Friday, November 02, 2012

Berkshire Hathaway Goes Nuts For Oriental Trading

Berkshire Hathaway (BRK-A) normally acquires financially healthy companies that possess a durable economic advantage.  The company has thrown that approach completely out the window by agreeing to acquire Oriental Trading Co. for half a billion bucks.  This transaction does not resonate at all with Berkshire's business model.

Oriental Trading emerged from Chapter 11 bankruptcy only last year.  Warren Buffett's famous aversion to money-losing enterprises should have kept him from even considering this company.  Oriental's business model is low-cost, commodified, and easily duplicated by any number of competitors.  There's no economic moat anywhere in sight.  A company that offers guaranteed lowest prices on 40,000 products had better have the kind of stranglehold on its suppliers that Wal-Mart uses to keep that kind of promise.

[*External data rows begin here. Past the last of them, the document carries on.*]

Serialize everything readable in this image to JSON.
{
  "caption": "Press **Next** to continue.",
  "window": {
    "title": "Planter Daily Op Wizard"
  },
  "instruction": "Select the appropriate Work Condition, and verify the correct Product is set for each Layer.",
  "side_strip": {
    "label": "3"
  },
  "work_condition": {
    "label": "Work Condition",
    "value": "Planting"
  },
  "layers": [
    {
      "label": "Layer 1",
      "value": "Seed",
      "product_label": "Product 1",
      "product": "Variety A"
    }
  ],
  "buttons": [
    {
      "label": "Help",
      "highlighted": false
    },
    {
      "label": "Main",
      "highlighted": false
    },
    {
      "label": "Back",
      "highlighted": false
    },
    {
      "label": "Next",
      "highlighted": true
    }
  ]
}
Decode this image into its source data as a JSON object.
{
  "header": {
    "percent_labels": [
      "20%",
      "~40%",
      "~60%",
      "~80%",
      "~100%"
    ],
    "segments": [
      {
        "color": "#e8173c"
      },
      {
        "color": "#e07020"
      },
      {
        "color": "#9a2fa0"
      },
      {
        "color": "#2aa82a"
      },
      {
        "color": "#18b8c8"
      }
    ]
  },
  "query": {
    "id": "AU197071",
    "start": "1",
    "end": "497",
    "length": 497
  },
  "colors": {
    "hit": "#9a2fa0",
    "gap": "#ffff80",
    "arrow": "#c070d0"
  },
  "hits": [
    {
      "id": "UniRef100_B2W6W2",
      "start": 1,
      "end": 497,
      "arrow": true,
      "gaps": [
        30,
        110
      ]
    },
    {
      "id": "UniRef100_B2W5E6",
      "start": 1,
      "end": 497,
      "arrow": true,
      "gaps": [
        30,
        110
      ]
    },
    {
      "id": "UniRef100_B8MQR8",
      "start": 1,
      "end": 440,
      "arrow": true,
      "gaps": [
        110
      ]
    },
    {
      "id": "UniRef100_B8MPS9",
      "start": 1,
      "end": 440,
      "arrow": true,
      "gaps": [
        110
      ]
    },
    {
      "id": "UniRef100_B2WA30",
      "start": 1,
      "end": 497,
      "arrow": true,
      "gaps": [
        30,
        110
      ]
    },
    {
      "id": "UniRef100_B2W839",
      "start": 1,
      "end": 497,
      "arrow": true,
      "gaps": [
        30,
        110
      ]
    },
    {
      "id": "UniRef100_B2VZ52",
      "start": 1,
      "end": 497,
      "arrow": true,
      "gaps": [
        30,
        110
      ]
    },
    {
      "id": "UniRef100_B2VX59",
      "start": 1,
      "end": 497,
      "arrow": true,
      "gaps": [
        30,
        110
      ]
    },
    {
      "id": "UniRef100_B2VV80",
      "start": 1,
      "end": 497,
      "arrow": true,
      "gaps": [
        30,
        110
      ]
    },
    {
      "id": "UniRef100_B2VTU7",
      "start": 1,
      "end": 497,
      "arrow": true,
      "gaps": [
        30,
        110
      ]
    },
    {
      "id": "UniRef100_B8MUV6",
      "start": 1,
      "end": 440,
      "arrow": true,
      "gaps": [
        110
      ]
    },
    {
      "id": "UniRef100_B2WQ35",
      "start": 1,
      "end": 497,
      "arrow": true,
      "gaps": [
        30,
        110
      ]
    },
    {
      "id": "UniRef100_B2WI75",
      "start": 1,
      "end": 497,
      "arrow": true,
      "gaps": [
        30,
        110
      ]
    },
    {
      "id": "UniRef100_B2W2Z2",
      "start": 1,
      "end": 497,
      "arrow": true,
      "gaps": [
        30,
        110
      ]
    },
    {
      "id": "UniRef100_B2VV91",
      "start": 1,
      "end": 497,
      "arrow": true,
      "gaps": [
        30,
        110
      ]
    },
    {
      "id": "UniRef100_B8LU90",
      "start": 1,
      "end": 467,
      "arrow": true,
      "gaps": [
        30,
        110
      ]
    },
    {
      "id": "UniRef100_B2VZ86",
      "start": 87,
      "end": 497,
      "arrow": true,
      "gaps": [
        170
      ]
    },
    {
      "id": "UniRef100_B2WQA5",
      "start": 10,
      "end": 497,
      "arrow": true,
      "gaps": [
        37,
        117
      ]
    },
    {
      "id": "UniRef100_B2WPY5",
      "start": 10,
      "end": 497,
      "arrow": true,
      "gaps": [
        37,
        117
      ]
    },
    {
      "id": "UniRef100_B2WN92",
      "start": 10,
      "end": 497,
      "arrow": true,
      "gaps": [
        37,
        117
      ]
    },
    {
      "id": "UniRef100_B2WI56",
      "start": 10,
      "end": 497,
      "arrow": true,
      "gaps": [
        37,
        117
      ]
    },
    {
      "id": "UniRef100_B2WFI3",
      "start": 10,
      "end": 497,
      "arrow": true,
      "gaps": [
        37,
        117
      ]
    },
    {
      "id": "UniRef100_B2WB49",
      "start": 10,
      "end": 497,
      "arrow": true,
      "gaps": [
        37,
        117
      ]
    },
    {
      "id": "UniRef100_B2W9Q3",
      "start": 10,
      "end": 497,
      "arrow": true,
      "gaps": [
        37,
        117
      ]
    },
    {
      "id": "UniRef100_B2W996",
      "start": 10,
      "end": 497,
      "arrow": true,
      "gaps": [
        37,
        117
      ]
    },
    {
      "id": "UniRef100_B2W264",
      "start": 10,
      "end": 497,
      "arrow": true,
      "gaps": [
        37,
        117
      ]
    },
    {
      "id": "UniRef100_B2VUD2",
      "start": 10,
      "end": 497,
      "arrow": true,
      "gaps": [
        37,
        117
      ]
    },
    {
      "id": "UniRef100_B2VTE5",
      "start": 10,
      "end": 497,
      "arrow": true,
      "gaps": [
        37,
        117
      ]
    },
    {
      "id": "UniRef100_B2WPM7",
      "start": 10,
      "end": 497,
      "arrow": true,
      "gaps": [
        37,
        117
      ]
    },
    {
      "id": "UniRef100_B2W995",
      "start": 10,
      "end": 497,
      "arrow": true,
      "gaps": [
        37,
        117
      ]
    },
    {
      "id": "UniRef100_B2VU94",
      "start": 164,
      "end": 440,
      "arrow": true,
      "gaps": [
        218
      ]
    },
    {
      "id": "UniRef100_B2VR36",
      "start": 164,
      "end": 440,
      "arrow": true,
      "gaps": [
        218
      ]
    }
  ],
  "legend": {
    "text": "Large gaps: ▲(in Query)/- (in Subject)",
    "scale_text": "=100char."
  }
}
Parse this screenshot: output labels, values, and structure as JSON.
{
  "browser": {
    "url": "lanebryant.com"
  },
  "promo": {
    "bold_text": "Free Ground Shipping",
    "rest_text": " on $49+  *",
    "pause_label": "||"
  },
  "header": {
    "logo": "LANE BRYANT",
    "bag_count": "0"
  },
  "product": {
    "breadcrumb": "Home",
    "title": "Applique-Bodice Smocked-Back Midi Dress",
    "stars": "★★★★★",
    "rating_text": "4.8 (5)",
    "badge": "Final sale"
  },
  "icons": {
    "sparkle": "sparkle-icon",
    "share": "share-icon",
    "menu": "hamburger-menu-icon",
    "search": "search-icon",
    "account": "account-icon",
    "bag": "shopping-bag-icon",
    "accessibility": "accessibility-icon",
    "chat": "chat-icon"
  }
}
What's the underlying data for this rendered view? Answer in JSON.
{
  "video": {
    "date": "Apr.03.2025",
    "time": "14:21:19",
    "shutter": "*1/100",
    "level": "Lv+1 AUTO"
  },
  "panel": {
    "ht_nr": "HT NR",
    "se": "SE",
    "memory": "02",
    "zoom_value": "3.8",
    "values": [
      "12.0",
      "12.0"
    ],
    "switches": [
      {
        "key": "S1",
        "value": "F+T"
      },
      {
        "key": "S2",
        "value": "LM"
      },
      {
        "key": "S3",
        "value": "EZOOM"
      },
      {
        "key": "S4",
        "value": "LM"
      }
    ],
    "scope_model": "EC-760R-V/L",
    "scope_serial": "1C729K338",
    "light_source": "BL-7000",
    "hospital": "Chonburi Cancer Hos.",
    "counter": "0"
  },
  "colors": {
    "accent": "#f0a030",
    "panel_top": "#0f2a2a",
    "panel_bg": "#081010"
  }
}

KKR no doubt relishes losing its original bid for Oriental and watching the Carlyle Group eat a big loss.  I wonder why Berkshire is handing KKR such a great payoff for taking a catalog retailer through Chapter 11.  Retail will be the first sector destroyed when the next leg of the prolonged U.S. downturn materializes.  Oriental Trading has to compete with every odd-lot trinket seller on eBay.  Berkshire is straying from the business model that has made it one of the best holding companies in American history.

Full disclosure:  No position in BRK-A, BRK-B, or Oriental Trading Co. at this time.